En fait, deux points de vue s'opposent depuis la pandémie de grippe A/H1N1.
Pour une partie des chercheurs, comme Jennifer Nuzzo, chercheuse en santé publique au Johns Hopkins Center for Health Security, " si les enfants ne présentent pas de symptômes graves ni ne contribuent à la propagation du Covid-19, il est probable que les fermetures de classe n'auront que peu d'effet sur la propagation ". C'est ce qu'elle argumente dans une tribune parue récemment dans le New York Times, en précisant que la désorganisation économique et sociale liée à la fermeture des écoles pourrait faire plus de mal que de bien.
Pour d'autres chercheurs, ouvrir les classes est comme dégoupiller une grenade à fragmentation dans la société, un geste qui pourrait rendre l'épidémie complètement incontrôlable. Dans une interview à la revue scientifique américaine de référence Sciencemag, Nicholas Christakis, de l'université de Yale, penche au contraire pour un principe de précaution. Pour protéger les enfants au cas où, tout d'abord, mais surtout pour protéger les autres. Car les plus jeunes peuvent transmettre le virus à leur entourage. Toujours d'après l'OMS, " les données à ce jour suggèrent que 80% des infections pourraient être bénignes ou asymptomatiques ". Les enfants pourraient appartenir à cette catégorie de personnes qui ne présente peu ou pas de symptômes, comme une légère toux par exemple.
Difficile pour le moment d'évaluer leur nombre. Les premières études n'ont identifié que peu d'individus réellement asymptomatiques. Mais c'est aussi parce que, face à l'ampleur de la crise, tous les moyens sont concentrés sur le dépistage des patients présentant des symptômes conséquents, et il y a peu de test à grande échelle pour détecter des individus atteints par le virus mais qui n'en souffrent pas. Le nombre réel de personnes contaminées pourrait donc être sous-estimé.
Difficile d'appliquer les mesures barrières
Dans le doute, Nicholas Christakis incite à fermer préventivement les écoles dès que l'épidémie se rapproche. D'autant plus que les enfants ont du mal à respecter les mesures dites barrières. Se laver soigneusement et régulièrement les mains, tousser dans son coude, éviter de porter les mains au visage... autant de précautions complexes à intérioriser pour un enfant.
Autre argument en faveur de la fermeture des écoles : en période de pandémie, la stratégie est de limiter les contacts, pour freiner la propagation du virus.

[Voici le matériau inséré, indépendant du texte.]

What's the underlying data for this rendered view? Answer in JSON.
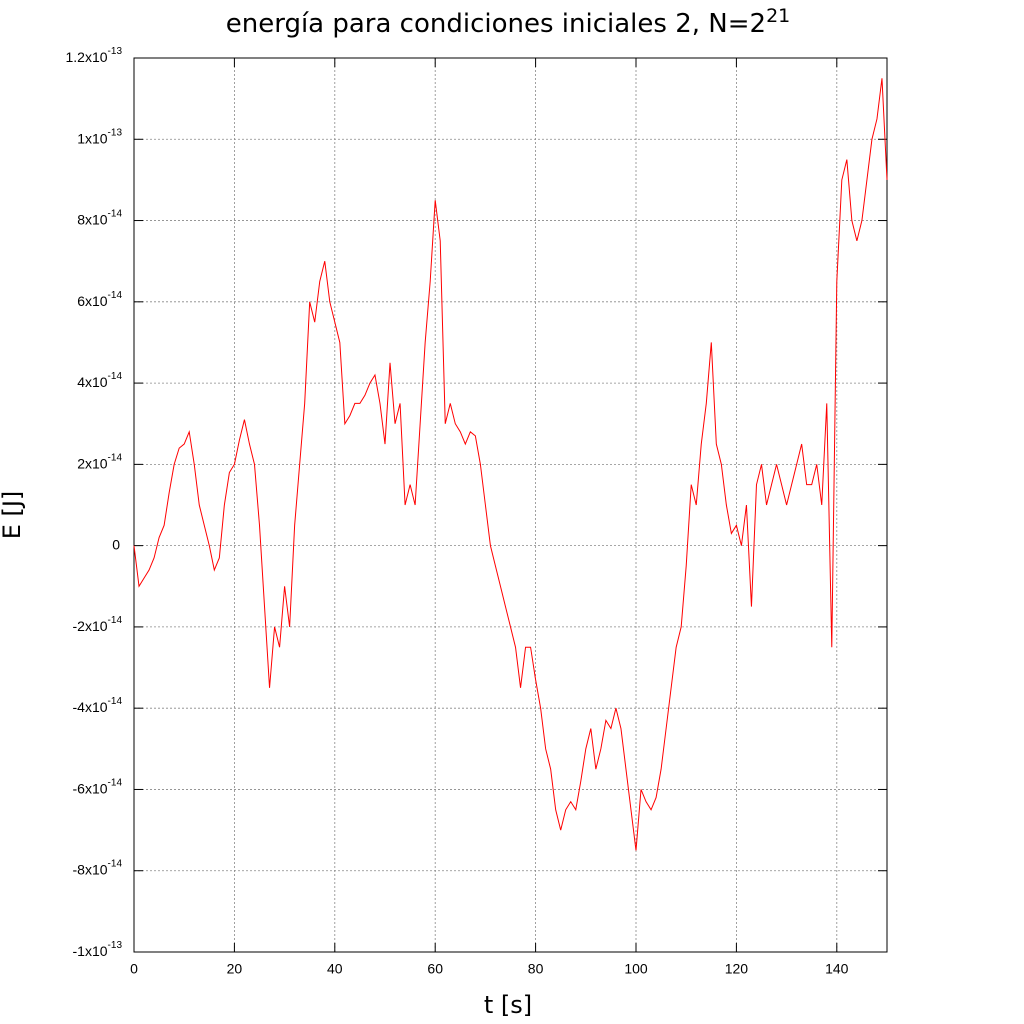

Or, l'école est l'un des points de passage les plus importants, quand les enfants jouent ensemble, quand ils échangent avec leurs professeurs ou les autres agents, ou encore quand les parents discutent entre eux à la sortie des classes.
" Les fermetures de classe dites proactives s'avèrent être l'une des mesures non-pharmaceutiques les plus puissantes " affirme Christakis, de Yale. Il s'appuie sur l'analyse des données de la grippe espagnole de 1918, où " les fermetures proactives ont sauvé un nombre substantiel de vies. Quand vous fermez les écoles, vous réduisez les échanges entre adultes, poursuit-il. Vous forcez efficacement les parents à rester à la maison. Obligés de garder leurs enfants, les parents se tournent vers le télétravail ou se résignent à poser des jours de congés. Par ricochet, ils évitent les contacts avec leurs collègues ou les passagers des transports en communs, autant de contaminateurs potentiels ".